In conclusion, skepticism's influence in politics and culture presents a dramatic threat to human ability and political will to protect the critical life support systems found in ecological goods and services because they dismiss these systems as important. Many civilizations have actively decided, for one reason or another, to ignore the erosion of this essential relationship between society and non-human nature, only to collapse or find themselves at the mercy of a Dark Age that is defined by misery and suffering.107 Jared Diamond writes, Our world is interconnected and interdependent, like Easter Island's 11 clans. Today, we face the same problems—loss of forests, fisheries, biodiversity, fresh water, and topsoil—that dragged down past societies. But for the first time in world history, we are producing or transporting toxic materials, greenhouse gases, and alien species. All these environmental problems are time bombs. The world is now on an unsustainable course, and these problems will be resolved one way or another, pleasantly or unpleasantly, within the next 50 years.108
Yet, Lomborg shrugs off the matter of accountability to exactly these kinds of changes as "blame" and says our true priorities should be more along the lines of a low-fat diet instead of "focusing on pesticides, oxygen depletion, global warming, forests, wind power, biodiversity, etc.—issues which are more clearly someone else's fault."109
To some, the song of skepticism sounds like a sweet song, laden with the security and power of modernity.

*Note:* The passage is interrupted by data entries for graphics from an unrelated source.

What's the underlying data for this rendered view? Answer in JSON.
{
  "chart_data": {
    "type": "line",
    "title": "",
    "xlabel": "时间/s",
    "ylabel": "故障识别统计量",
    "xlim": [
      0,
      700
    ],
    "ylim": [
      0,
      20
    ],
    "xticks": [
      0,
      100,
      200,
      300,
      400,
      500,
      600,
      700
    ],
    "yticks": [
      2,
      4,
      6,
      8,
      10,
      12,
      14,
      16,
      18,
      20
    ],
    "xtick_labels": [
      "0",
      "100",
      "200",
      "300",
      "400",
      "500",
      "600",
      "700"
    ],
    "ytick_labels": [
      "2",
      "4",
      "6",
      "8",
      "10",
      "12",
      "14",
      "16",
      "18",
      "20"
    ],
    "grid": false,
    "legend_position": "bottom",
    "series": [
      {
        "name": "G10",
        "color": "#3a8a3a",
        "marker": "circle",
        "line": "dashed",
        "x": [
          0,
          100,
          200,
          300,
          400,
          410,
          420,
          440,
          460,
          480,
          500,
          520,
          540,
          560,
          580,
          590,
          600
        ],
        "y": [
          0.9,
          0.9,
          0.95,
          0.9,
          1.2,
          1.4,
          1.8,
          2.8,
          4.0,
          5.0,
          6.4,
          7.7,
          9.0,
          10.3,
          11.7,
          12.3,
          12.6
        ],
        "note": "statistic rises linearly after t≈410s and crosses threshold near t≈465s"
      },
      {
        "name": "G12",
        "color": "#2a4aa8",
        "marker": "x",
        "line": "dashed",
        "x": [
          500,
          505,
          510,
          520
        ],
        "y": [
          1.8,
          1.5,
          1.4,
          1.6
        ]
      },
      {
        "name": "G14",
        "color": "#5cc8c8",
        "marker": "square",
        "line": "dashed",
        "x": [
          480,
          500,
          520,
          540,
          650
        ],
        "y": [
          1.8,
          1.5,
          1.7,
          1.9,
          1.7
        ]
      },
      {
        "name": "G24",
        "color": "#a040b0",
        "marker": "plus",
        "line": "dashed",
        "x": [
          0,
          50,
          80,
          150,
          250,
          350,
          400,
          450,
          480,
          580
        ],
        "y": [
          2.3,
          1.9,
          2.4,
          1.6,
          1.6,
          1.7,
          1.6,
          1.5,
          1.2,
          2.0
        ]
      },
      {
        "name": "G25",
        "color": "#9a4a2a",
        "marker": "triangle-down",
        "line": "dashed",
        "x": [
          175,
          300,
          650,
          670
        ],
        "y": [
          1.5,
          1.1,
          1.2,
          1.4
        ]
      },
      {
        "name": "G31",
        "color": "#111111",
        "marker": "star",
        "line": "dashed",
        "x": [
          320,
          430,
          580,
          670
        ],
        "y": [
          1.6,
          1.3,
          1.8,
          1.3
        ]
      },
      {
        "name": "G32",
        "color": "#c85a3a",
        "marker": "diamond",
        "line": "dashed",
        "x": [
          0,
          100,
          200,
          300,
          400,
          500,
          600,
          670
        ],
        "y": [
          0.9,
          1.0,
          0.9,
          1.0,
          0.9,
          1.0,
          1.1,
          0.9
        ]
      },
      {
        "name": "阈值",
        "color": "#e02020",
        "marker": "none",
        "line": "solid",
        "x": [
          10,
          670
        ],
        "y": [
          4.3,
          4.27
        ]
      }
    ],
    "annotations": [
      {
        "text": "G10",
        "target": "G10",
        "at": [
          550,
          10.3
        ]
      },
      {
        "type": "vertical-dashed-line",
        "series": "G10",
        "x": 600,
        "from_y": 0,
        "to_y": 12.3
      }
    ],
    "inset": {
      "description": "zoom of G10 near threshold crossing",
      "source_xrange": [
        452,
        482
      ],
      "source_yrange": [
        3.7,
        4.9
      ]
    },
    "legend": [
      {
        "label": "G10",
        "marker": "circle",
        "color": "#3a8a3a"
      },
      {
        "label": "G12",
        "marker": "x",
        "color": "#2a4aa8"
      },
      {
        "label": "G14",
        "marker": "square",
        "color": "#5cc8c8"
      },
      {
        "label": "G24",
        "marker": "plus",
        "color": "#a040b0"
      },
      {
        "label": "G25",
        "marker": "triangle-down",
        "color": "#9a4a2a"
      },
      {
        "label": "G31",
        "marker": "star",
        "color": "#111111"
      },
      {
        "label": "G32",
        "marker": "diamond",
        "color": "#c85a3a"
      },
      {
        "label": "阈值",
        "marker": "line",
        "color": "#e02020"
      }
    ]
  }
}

Diamond points out with optimism I share, when Easter Island collapsed, it did not have the benefit of knowing that other societies had collapsed by undermining ecological life support systems.
However, taking responsibility for global environmental integrity would be a positive step towards paradigmatic and r/evolutionary changes, one of which could be an incorporation of obligations to human societies commensurate with membership and impact within a larger international and ecological community.110 This directly challenges the way power and wealth are concentrated in the current world system, and environmental skeptics have organized as the rearguard for this system and its globalizing—but beleaguered - paradigm. To be sure, the fact that conservatives have felt the need to rally around the DSP indicates that the ecological position is gaining strength.
Skeptics however wish to postpone this change. Their placations sound good to the elite who are part of the dominant world order. From Diamond's lessons, this skeptical song is like lulling the boiling frog to sleep, ignoring that someone put the frog in the pot to begin with, and then telling the frog that things are, "in fact," getting better all the time.